In all this time, Conchita hadn’t said a word. She just smiled, and submitted passively to being felt and prodded all over, to hearing herself talked about in a foreign language. She got up from the bed with grace and dignity, and moved to the chest of drawers, searching for a hairbrush. Her black hair looked even more beautiful being brushed, and I observed hardly a grey hair. She adjusted the crimson band, and turned with proud confidence to her husband, who took her in his arms and murmured, “There’s my Con, my gel. Oh yer looks lovely, my tresher.”
She gave a contented little laugh, and nestled in his arms. He kissed her repeatedly.

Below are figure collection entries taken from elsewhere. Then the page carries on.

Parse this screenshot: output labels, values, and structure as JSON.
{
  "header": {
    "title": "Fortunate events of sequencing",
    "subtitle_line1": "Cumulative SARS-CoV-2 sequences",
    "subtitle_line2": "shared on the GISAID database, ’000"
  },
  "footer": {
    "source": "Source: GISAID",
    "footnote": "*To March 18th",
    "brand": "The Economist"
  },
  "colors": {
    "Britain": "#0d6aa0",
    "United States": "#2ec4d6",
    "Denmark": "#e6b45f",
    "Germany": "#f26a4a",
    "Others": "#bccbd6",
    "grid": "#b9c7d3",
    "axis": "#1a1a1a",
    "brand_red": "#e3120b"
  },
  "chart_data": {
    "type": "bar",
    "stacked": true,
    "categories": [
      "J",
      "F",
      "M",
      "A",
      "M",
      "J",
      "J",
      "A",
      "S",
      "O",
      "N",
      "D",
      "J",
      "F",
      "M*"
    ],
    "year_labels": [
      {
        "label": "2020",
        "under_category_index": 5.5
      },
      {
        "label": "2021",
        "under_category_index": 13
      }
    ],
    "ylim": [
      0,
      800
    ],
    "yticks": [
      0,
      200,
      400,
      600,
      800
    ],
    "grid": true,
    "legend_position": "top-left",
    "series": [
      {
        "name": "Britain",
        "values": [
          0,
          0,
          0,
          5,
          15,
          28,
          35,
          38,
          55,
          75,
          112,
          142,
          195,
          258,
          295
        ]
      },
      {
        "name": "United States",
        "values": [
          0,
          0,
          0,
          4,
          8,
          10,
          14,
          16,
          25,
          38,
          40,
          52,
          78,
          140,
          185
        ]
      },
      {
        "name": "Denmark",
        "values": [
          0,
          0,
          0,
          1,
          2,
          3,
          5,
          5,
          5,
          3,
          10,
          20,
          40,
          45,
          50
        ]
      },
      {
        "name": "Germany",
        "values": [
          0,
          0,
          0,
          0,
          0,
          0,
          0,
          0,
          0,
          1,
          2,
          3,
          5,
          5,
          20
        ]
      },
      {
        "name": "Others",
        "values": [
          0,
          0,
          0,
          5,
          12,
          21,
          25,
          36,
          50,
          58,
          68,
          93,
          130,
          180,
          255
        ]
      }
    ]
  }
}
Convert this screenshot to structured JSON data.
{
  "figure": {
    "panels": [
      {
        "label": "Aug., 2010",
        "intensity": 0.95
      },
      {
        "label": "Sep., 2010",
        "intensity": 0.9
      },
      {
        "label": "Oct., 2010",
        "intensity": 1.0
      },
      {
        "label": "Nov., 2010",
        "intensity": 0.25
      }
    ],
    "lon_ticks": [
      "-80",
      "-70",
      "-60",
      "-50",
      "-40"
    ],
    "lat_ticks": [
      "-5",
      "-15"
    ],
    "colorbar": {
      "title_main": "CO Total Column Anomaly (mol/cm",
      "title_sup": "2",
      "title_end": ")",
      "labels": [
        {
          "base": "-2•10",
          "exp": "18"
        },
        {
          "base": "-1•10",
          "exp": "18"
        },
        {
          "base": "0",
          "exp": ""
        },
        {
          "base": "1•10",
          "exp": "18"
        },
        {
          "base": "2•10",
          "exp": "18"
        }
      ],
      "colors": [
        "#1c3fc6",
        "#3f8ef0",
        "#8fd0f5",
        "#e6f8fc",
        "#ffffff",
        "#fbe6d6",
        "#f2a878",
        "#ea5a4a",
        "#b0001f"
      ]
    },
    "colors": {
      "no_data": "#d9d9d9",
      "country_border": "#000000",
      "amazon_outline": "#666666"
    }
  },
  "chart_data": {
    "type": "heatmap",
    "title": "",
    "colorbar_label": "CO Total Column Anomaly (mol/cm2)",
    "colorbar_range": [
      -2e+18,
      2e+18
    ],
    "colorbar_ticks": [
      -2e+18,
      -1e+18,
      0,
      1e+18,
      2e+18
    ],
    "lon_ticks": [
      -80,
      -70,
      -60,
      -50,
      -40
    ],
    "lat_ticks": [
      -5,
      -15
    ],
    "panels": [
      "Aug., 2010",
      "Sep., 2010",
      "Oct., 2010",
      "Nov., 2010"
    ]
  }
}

Such a display of unashamed love between husband and wife was unusual in Poplar. Whatever the relationship in private, the men always kept up a show of rough indifference in front of other people. A good deal of lewd banter often went on between them, which I found very amusing, but they did not openly speak of love. I found the tender, gentle and adoring looks of Len and Conchita Warren very affecting.

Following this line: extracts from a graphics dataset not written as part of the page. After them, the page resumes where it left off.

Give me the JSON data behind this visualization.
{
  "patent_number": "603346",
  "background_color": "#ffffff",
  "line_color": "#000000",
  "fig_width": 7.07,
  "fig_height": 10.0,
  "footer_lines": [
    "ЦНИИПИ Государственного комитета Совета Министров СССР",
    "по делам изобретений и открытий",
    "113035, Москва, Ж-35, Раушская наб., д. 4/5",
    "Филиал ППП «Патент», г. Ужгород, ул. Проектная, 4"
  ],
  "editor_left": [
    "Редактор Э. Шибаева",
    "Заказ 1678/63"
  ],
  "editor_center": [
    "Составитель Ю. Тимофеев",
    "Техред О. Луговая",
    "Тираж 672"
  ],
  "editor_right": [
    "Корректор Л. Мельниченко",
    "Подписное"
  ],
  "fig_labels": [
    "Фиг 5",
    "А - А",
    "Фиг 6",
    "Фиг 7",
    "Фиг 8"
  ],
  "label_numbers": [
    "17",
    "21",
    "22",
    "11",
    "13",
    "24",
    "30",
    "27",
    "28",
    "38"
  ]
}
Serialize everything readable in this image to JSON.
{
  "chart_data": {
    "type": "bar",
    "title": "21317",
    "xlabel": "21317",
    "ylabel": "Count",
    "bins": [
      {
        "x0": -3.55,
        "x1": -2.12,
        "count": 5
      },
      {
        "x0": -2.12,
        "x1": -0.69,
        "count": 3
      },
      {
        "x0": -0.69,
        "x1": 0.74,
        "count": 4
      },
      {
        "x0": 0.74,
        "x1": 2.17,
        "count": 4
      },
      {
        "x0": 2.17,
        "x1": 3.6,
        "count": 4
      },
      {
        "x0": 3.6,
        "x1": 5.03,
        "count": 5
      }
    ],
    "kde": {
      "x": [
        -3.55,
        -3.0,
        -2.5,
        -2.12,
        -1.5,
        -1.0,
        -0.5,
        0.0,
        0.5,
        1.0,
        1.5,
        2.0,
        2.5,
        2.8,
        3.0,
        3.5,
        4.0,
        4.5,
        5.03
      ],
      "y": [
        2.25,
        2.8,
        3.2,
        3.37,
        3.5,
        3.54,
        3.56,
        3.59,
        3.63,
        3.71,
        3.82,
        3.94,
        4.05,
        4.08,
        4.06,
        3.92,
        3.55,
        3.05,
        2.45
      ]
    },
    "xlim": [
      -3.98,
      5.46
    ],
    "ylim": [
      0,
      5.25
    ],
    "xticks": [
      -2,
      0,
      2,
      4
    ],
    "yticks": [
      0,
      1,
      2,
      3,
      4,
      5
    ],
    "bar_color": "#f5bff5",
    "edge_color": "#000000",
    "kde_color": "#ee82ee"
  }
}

I returned many times to the house over the next four months, checking Conchita’s progress. I always went in the evenings, in order to speak with Len about the pregnancy. Anyway, I liked his company, liked listening to him talk, enjoyed the atmosphere of this happy family and wanted to find out more about them all. This was not difficult, due to Len’s insatiable volubility.
Len was a painter and decorator. He must have been a good one because 90 per cent of his jobs were “up West”. “All the nobs’ houses” was how he described his work.
Three or four of his elder sons worked with their father in the business, and apparently he was never short of work. With low running costs there must have been quite a bit of money coming into the household. Len worked from home, from his shed in the backyard, where he also kept his barrow.
Workmen in those days didn’t have vans or trucks to go around in. They had barrows, usually made of wood, and often homemade. Len’s was made out of the chassis of an old pram, with the upholstered pram part removed, and an elongated wooden construction fitted to the highly sprung base. It was perfect. The springs made for lightness of movement, and the huge, well-oiled wheels made it easy to push. When going out to a new job, Len and his sons would load up the barrow with their equipment and push it to the address. They may have had to push for ten miles or more, but that was all part of the job. In that respect, a painter and decorator was lucky, because a job usually lasted a week or so, and they could leave their stuff at the house and go home by tube as far as Aldgate.
Plumbers, plasterers and suchlike were less fortunate. Their jobs usually lasted only a day, so they had to push the tools to the job, and then push them home in the evening. In those days you would see workmen laboriously pushing their barrows all over London. They had to walk on the road, which held up the traffic considerably. But drivers were used to it and just accepted it as part of the London scene.